Available at: https://digitalcommons.calpoly.edu/theses/3064
Date of Award
6-2025
Degree Name
MS in Computer Science
Department/Program
Computer Science
College
College of Engineering
Advisor
Dongfeng Fang
Advisor Department
Computer Science
Advisor College
College of Engineering
Abstract
Machine unlearning is an emerging field focused on removing the influence of specific data points from trained machine learning models. Early work in this field has primarily focused on privacy-oriented unlearning, often motivated by data protection regulations such as the GDPR. More recently, security-oriented unlearning has emerged as a response to data poisoning attacks, where malicious inputs are injected into training data to manipulate model behavior. In these security-oriented settings, unlearning methods aim to reverse the influence of malicious training data after a model has already been deployed.
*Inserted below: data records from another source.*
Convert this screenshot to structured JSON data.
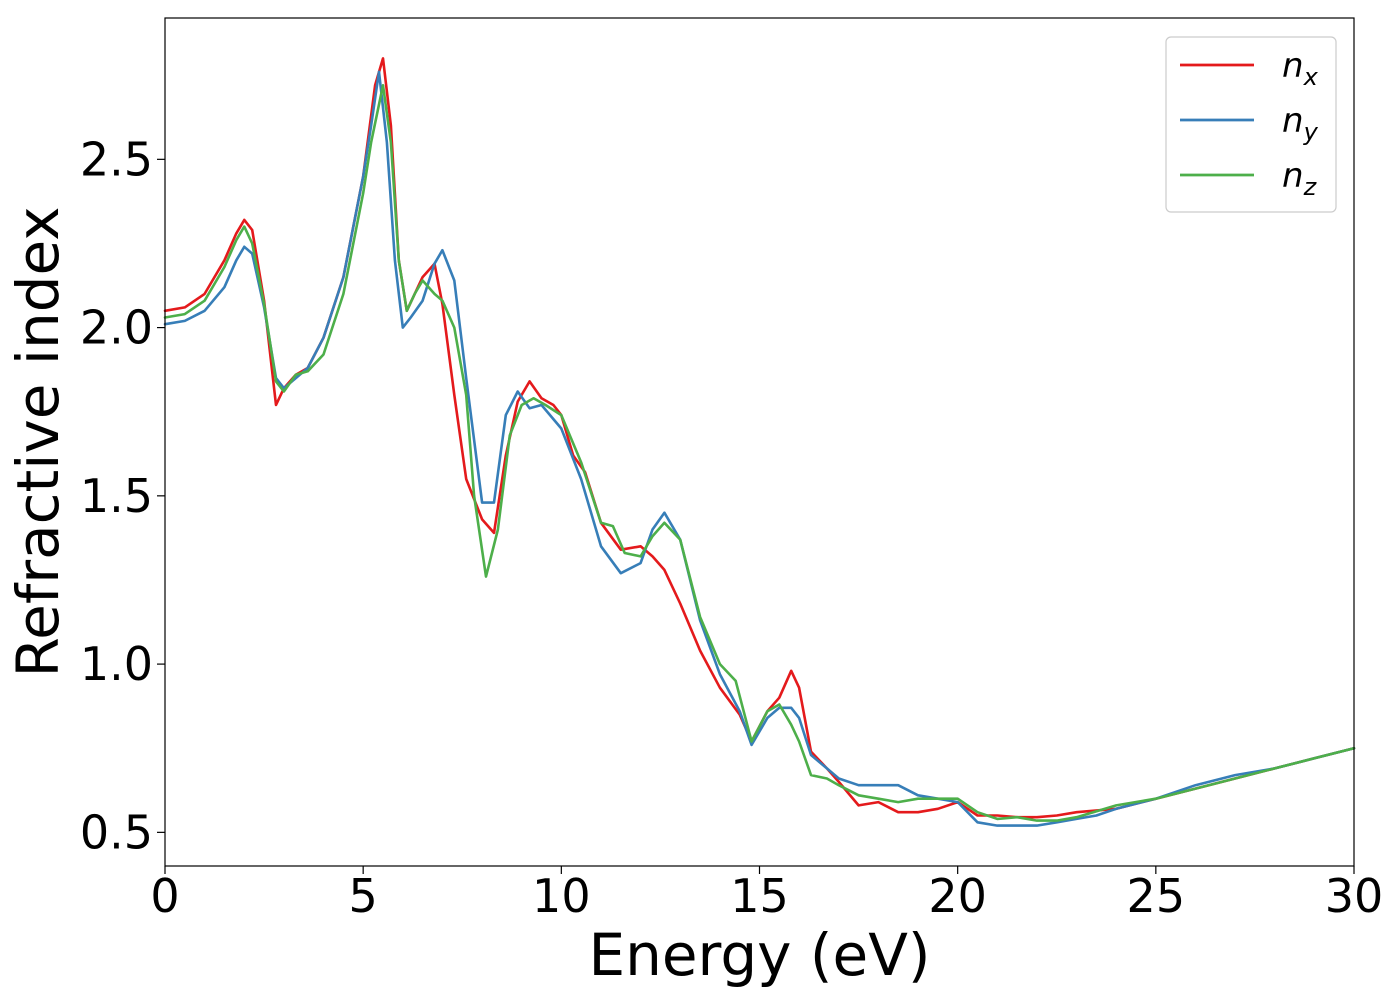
{
  "chart_data": {
    "type": "line",
    "xlabel": "Energy (eV)",
    "ylabel": "Refractive index",
    "xlim": [
      0,
      30
    ],
    "ylim": [
      0.4,
      2.92
    ],
    "xticks": [
      0,
      5,
      10,
      15,
      20,
      25,
      30
    ],
    "xtick_labels": [
      "0",
      "5",
      "10",
      "15",
      "20",
      "25",
      "30"
    ],
    "yticks": [
      0.5,
      1.0,
      1.5,
      2.0,
      2.5
    ],
    "ytick_labels": [
      "0.5",
      "1.0",
      "1.5",
      "2.0",
      "2.5"
    ],
    "grid": false,
    "legend_position": "top-right",
    "series": [
      {
        "name": "n",
        "subscript": "x",
        "color": "#e41a1c",
        "x": [
          0,
          0.5,
          1.0,
          1.5,
          1.8,
          2.0,
          2.2,
          2.5,
          2.8,
          3.0,
          3.3,
          3.6,
          4.0,
          4.5,
          5.0,
          5.3,
          5.5,
          5.7,
          5.9,
          6.1,
          6.3,
          6.5,
          6.8,
          7.0,
          7.3,
          7.6,
          8.0,
          8.3,
          8.6,
          8.9,
          9.2,
          9.5,
          9.8,
          10.0,
          10.3,
          10.6,
          11.0,
          11.5,
          12.0,
          12.3,
          12.6,
          13.0,
          13.5,
          14.0,
          14.5,
          14.8,
          15.2,
          15.5,
          15.8,
          16.0,
          16.3,
          16.7,
          17.0,
          17.5,
          18.0,
          18.5,
          19.0,
          19.5,
          20.0,
          20.5,
          21.0,
          21.5,
          22.0,
          22.5,
          23.0,
          24.0,
          25.0,
          26.0,
          27.0,
          28.0,
          29.0,
          30.0
        ],
        "values": [
          2.05,
          2.06,
          2.1,
          2.2,
          2.28,
          2.32,
          2.29,
          2.08,
          1.77,
          1.82,
          1.86,
          1.88,
          1.97,
          2.15,
          2.45,
          2.72,
          2.8,
          2.6,
          2.2,
          2.05,
          2.1,
          2.15,
          2.19,
          2.07,
          1.8,
          1.55,
          1.43,
          1.39,
          1.62,
          1.78,
          1.84,
          1.79,
          1.77,
          1.74,
          1.62,
          1.57,
          1.42,
          1.34,
          1.35,
          1.32,
          1.28,
          1.18,
          1.04,
          0.93,
          0.85,
          0.77,
          0.86,
          0.9,
          0.98,
          0.93,
          0.74,
          0.69,
          0.65,
          0.58,
          0.59,
          0.56,
          0.56,
          0.57,
          0.59,
          0.55,
          0.55,
          0.545,
          0.545,
          0.55,
          0.56,
          0.57,
          0.6,
          0.63,
          0.66,
          0.69,
          0.72,
          0.75
        ]
      },
      {
        "name": "n",
        "subscript": "y",
        "color": "#377eb8",
        "x": [
          0,
          0.5,
          1.0,
          1.5,
          1.8,
          2.0,
          2.2,
          2.5,
          2.8,
          3.0,
          3.3,
          3.6,
          4.0,
          4.5,
          5.0,
          5.2,
          5.4,
          5.6,
          5.8,
          6.0,
          6.2,
          6.5,
          6.8,
          7.0,
          7.3,
          7.6,
          8.0,
          8.3,
          8.6,
          8.9,
          9.2,
          9.5,
          10.0,
          10.5,
          11.0,
          11.5,
          12.0,
          12.3,
          12.6,
          13.0,
          13.5,
          14.0,
          14.5,
          14.8,
          15.2,
          15.5,
          15.8,
          16.0,
          16.3,
          16.7,
          17.0,
          17.5,
          18.0,
          18.5,
          19.0,
          19.5,
          20.0,
          20.5,
          21.0,
          21.5,
          22.0,
          22.5,
          23.0,
          23.5,
          24.0,
          25.0,
          26.0,
          27.0,
          28.0,
          29.0,
          30.0
        ],
        "values": [
          2.01,
          2.02,
          2.05,
          2.12,
          2.2,
          2.24,
          2.22,
          2.06,
          1.85,
          1.82,
          1.85,
          1.88,
          1.97,
          2.15,
          2.45,
          2.6,
          2.76,
          2.55,
          2.2,
          2.0,
          2.03,
          2.08,
          2.19,
          2.23,
          2.14,
          1.85,
          1.48,
          1.48,
          1.74,
          1.81,
          1.76,
          1.77,
          1.7,
          1.55,
          1.35,
          1.27,
          1.3,
          1.4,
          1.45,
          1.37,
          1.13,
          0.97,
          0.86,
          0.76,
          0.84,
          0.87,
          0.87,
          0.84,
          0.73,
          0.69,
          0.66,
          0.64,
          0.64,
          0.64,
          0.61,
          0.6,
          0.59,
          0.53,
          0.52,
          0.52,
          0.52,
          0.53,
          0.54,
          0.55,
          0.57,
          0.6,
          0.64,
          0.67,
          0.69,
          0.72,
          0.75
        ]
      },
      {
        "name": "n",
        "subscript": "z",
        "color": "#4daf4a",
        "x": [
          0,
          0.5,
          1.0,
          1.5,
          1.8,
          2.0,
          2.2,
          2.5,
          2.8,
          3.0,
          3.3,
          3.6,
          4.0,
          4.5,
          5.0,
          5.2,
          5.5,
          5.7,
          5.9,
          6.1,
          6.3,
          6.5,
          6.8,
          7.0,
          7.3,
          7.6,
          7.8,
          8.1,
          8.4,
          8.7,
          9.0,
          9.3,
          9.6,
          10.0,
          10.5,
          11.0,
          11.3,
          11.6,
          12.0,
          12.3,
          12.6,
          13.0,
          13.5,
          14.0,
          14.4,
          14.8,
          15.2,
          15.5,
          15.8,
          16.0,
          16.3,
          16.7,
          17.0,
          17.5,
          18.0,
          18.5,
          19.0,
          19.5,
          20.0,
          20.5,
          21.0,
          21.5,
          22.0,
          22.5,
          23.0,
          24.0,
          25.0,
          26.0,
          27.0,
          28.0,
          29.0,
          30.0
        ],
        "values": [
          2.03,
          2.04,
          2.08,
          2.18,
          2.26,
          2.3,
          2.25,
          2.07,
          1.84,
          1.81,
          1.86,
          1.87,
          1.92,
          2.1,
          2.4,
          2.55,
          2.72,
          2.55,
          2.2,
          2.05,
          2.1,
          2.14,
          2.1,
          2.08,
          2.0,
          1.8,
          1.5,
          1.26,
          1.4,
          1.68,
          1.77,
          1.79,
          1.77,
          1.74,
          1.6,
          1.42,
          1.41,
          1.33,
          1.32,
          1.38,
          1.42,
          1.37,
          1.14,
          1.0,
          0.95,
          0.77,
          0.86,
          0.88,
          0.82,
          0.77,
          0.67,
          0.66,
          0.64,
          0.61,
          0.6,
          0.59,
          0.6,
          0.6,
          0.6,
          0.56,
          0.54,
          0.545,
          0.535,
          0.535,
          0.545,
          0.58,
          0.6,
          0.63,
          0.66,
          0.69,
          0.72,
          0.75
        ]
      }
    ]
  }
}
However, existing methods assume access to an accurately identified portion of poisoned data. This thesis investigates the performance of state-of-the-art poison unlearning techniques under imperfect detection conditions, where the forget set is not only a portion of poisoned data but also includes false positives. An evaluation simulating these more realistic detection scenarios is designed. State-of-the-art unlearning method, Potion, is evaluated using this framework across standard image classification benchmarks. The results demonstrate that false positives in the forget set can impact model damage and unlearning effectiveness. More broadly, these findings highlight the need for robust and comprehensive evaluation frameworks that reflect real-world conditions.